Coming into the light for the first time together, the publication lines the 35 women up on chairs in a visually shocking front cover snap, and displays interviews with the women in question within the pages of the magazine.
Noreen Malone wrote within the mag: ""The group of women Cosby allegedly assaulted functions almost as a longitudinal study - both for how an individual woman, on her own, deals with such trauma over the decades and for how the culture at large has grappled with rape over the same time period. In the '60s, when the first alleged assault by Cosby occurred, rape was considered to be something violent committed by a stranger … But among younger women, and particularly online, there is a strong sense now that speaking up is the only thing to do, that a woman claiming her own victimhood is more powerful than any other weapon in the fight against rape."
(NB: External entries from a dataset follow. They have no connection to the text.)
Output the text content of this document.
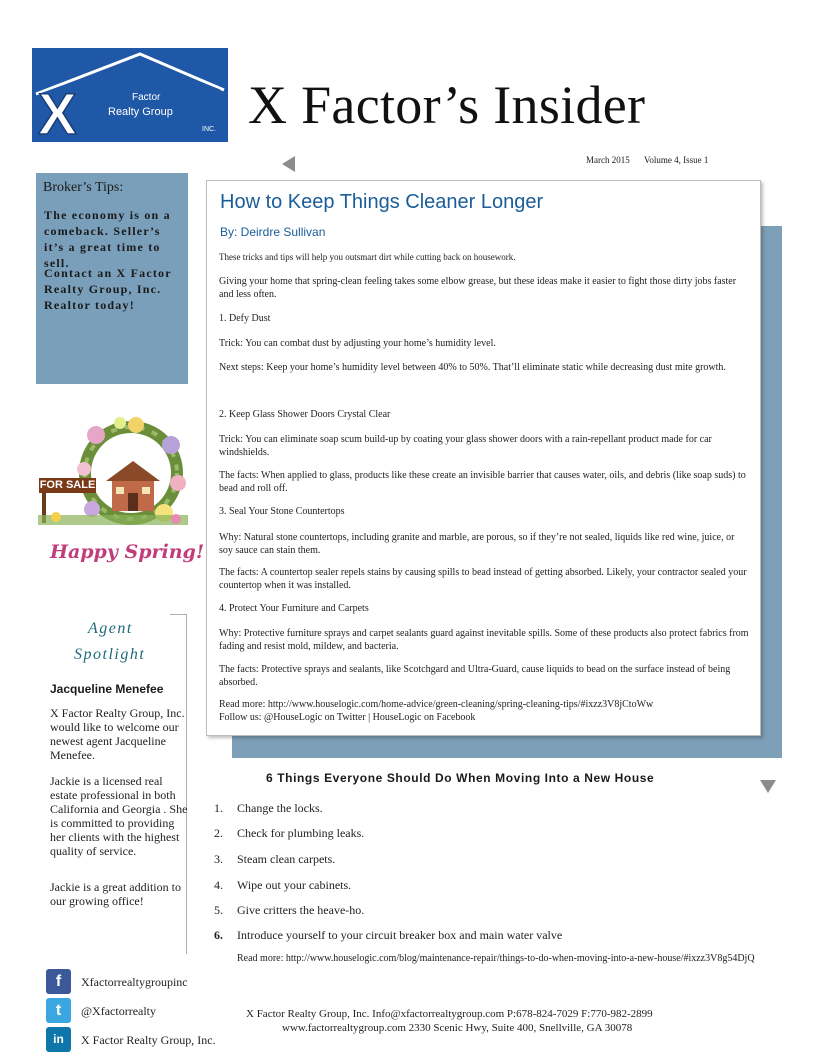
X
TM
Factor
Realty Group
INC. X Factor’s Insider
March 2015 Volume 4, Issue 1
Broker’s Tips:
The economy is on a comeback. Seller’s it’s a great time to sell.
Contact an X Factor Realty Group, Inc. Realtor today!
FOR SALE
Happy Spring!
How to Keep Things Cleaner Longer
By: Deirdre Sullivan
These tricks and tips will help you outsmart dirt while cutting back on housework.
Giving your home that spring-clean feeling takes some elbow grease, but these ideas make it easier to fight those dirty jobs faster and less often.
1. Defy Dust
Trick: You can combat dust by adjusting your home’s humidity level.
Next steps: Keep your home’s humidity level between 40% to 50%. That’ll eliminate static while decreasing dust mite growth.
2. Keep Glass Shower Doors Crystal Clear
Trick: You can eliminate soap scum build-up by coating your glass shower doors with a rain-repellant product made for car windshields.
The facts: When applied to glass, products like these create an invisible barrier that causes water, oils, and debris (like soap suds) to bead and roll off.
3. Seal Your Stone Countertops
Why: Natural stone countertops, including granite and marble, are porous, so if they’re not sealed, liquids like red wine, juice, or soy sauce can stain them.
The facts: A countertop sealer repels stains by causing spills to bead instead of getting absorbed. Likely, your contractor sealed your countertop when it was installed.
4. Protect Your Furniture and Carpets
Why: Protective furniture sprays and carpet sealants guard against inevitable spills. Some of these products also protect fabrics from fading and resist mold, mildew, and bacteria.
The facts: Protective sprays and sealants, like Scotchgard and Ultra-Guard, cause liquids to bead on the surface instead of being absorbed.
Read more: http://www.houselogic.com/home-advice/green-cleaning/spring-cleaning-tips/#ixzz3V8jCtoWw
Follow us: @HouseLogic on Twitter | HouseLogic on Facebook
Agent
Spotlight
Jacqueline Menefee
X Factor Realty Group, Inc. would like to welcome our newest agent Jacqueline Menefee.
Jackie is a licensed real estate professional in both California and Georgia . She is committed to providing her clients with the highest quality of service.
Jackie is a great addition to our growing office!
6 Things Everyone Should Do When Moving Into a New House
1. Change the locks.
2. Check for plumbing leaks.
3. Steam clean carpets.
4. Wipe out your cabinets.
5. Give critters the heave-ho.
6. Introduce yourself to your circuit breaker box and main water valve
Read more: http://www.houselogic.com/blog/maintenance-repair/things-to-do-when-moving-into-a-new-house/#ixzz3V8g54DjQ
f	Xfactorrealtygroupinc
t	@Xfactorrealty
in	X Factor Realty Group, Inc.
X Factor Realty Group, Inc. Info@xfactorrealtygroup.com P:678-824-7029 F:770-982-2899
www.factorrealtygroup.com 2330 Scenic Hwy, Suite 400, Snellville, GA 30078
The testimony and photographs that appear in the mag display in no uncertain terms, the scale and diversity of the alleged abuse, with alleged victims ranging in age from their early 20s to 80, including women who were Playboy bunnies, TV writers, journalists and waitresses.
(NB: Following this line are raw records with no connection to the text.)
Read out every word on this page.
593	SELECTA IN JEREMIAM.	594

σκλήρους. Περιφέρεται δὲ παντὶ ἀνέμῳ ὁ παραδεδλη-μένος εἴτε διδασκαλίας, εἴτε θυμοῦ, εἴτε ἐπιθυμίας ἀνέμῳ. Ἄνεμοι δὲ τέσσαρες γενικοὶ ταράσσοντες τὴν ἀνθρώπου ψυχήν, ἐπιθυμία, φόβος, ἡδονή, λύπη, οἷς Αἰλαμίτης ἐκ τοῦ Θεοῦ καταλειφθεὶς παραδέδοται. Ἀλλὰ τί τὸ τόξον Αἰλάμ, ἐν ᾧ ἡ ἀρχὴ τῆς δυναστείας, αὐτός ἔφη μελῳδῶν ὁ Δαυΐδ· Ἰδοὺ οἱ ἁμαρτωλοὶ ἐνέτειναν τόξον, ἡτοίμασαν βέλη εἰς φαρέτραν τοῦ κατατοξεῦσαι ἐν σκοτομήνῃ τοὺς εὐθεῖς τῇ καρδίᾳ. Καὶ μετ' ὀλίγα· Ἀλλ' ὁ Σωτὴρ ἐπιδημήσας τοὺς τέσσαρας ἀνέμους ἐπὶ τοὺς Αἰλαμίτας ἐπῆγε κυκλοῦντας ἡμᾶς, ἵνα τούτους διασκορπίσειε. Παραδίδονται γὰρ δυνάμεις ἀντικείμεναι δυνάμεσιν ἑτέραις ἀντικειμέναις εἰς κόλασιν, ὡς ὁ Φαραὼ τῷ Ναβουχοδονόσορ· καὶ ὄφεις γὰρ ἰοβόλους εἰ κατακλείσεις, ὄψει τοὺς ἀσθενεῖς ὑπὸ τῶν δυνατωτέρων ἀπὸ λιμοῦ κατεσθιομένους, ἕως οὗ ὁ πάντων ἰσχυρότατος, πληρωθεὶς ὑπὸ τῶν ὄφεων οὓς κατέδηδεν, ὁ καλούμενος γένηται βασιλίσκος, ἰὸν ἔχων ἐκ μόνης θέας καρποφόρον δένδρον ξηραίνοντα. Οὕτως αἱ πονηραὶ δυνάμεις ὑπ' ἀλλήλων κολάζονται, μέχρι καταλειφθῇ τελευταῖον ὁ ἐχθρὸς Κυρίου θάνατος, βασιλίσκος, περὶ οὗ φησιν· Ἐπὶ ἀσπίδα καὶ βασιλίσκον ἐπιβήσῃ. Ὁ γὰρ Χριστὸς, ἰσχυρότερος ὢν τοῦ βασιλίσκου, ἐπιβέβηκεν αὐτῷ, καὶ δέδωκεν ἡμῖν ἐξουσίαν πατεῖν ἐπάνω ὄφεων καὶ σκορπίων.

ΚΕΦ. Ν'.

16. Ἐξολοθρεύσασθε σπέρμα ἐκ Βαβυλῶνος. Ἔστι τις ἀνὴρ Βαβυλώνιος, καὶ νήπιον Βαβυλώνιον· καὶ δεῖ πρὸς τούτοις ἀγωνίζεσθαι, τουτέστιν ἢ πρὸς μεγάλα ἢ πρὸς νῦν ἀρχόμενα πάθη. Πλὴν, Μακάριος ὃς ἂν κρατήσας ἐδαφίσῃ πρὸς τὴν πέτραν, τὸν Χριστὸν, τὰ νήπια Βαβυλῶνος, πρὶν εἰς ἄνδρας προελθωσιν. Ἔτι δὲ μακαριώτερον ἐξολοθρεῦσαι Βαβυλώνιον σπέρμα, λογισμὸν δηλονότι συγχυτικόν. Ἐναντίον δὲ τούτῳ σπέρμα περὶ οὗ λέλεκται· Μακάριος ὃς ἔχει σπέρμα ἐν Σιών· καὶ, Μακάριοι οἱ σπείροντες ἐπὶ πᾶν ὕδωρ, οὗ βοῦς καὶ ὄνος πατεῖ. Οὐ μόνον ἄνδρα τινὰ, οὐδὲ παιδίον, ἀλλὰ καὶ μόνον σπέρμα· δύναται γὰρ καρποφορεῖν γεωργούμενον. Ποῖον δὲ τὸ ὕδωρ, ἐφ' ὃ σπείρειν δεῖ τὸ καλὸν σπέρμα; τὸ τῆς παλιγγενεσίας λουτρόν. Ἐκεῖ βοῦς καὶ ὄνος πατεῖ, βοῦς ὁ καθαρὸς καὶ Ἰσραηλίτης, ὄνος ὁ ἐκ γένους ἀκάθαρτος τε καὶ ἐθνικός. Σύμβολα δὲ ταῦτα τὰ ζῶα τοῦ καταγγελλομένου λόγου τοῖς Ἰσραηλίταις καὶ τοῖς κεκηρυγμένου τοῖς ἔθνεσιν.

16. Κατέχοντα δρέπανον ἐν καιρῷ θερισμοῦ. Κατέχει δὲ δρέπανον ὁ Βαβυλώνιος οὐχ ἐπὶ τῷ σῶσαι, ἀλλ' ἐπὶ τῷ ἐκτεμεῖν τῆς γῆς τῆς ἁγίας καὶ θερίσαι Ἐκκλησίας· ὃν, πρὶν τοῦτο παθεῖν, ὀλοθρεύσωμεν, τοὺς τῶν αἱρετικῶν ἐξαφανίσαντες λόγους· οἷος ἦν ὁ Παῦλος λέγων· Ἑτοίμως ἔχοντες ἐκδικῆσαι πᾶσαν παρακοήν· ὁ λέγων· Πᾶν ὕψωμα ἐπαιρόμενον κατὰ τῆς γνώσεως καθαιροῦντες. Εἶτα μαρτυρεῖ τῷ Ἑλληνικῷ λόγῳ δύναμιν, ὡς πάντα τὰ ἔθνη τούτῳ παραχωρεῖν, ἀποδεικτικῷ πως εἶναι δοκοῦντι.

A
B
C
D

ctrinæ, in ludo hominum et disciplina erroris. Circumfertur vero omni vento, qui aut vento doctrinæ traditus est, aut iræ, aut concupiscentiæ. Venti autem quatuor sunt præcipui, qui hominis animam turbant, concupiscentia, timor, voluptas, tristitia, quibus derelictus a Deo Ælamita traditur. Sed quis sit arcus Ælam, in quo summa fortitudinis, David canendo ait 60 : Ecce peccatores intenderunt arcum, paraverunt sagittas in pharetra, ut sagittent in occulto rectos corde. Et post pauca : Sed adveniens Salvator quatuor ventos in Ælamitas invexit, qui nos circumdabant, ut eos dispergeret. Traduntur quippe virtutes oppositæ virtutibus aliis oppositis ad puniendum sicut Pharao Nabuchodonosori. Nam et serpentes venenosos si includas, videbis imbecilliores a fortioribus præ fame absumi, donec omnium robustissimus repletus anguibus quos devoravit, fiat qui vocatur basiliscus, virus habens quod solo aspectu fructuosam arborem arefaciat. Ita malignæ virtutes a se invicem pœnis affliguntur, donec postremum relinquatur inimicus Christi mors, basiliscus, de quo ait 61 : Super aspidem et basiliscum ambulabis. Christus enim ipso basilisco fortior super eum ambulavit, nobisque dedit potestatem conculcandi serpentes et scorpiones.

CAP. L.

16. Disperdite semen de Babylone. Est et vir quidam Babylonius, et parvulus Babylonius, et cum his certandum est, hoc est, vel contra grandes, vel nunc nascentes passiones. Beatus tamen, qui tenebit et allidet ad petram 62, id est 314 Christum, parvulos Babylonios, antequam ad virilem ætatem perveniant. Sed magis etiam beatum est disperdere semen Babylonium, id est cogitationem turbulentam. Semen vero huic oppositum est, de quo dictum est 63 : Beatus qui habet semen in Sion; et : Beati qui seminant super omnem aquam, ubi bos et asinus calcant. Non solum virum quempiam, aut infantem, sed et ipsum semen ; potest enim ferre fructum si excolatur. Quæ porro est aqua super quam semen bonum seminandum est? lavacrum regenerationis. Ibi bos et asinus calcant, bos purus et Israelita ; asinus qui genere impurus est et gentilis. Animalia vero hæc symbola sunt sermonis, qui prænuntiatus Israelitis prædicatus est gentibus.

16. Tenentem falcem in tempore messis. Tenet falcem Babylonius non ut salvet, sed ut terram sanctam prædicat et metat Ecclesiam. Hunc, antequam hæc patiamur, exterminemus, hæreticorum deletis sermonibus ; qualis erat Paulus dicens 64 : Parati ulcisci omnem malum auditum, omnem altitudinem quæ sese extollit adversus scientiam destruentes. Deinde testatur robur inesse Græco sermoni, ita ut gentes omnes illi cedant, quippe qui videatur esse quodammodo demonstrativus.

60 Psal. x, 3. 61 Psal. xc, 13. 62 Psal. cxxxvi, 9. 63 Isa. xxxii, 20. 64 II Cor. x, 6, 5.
“I went into this thinking he was going to be my father. To wake up half-dressed and raped by the man that said he was going to love me like a father? That’s pretty sick,” one of the women, Barbara Bowman, 48, said of her experiences with Cosby in the '80s. “I felt like a prisoner; I felt I was kidnapped and hiding in plain sight. I could have walked down any street of Manhattan at any time and said, ‘I’m being raped and drugged by Bill Cosby,’ but who the hell would have believed me? Nobody, nobody.”
Another victim speaking up in the mag: Cosby Show writer Sammie Mays, 57, claims an encounter with Cosby in 1987 derailed her life. “When I see Jell-O pudding, it comes flooding back," she told the magazine. "Bill Cosby, that encounter, that one time, played a major factor in the direction my life took, toward the dark side."
The publication is available for purchase now, and you can also see video interviews with the women on the magazine's website.
35 doesn't sound that much until you see a picture like the one at the top with 35 women sitting down, claiming they have been raped by the same man.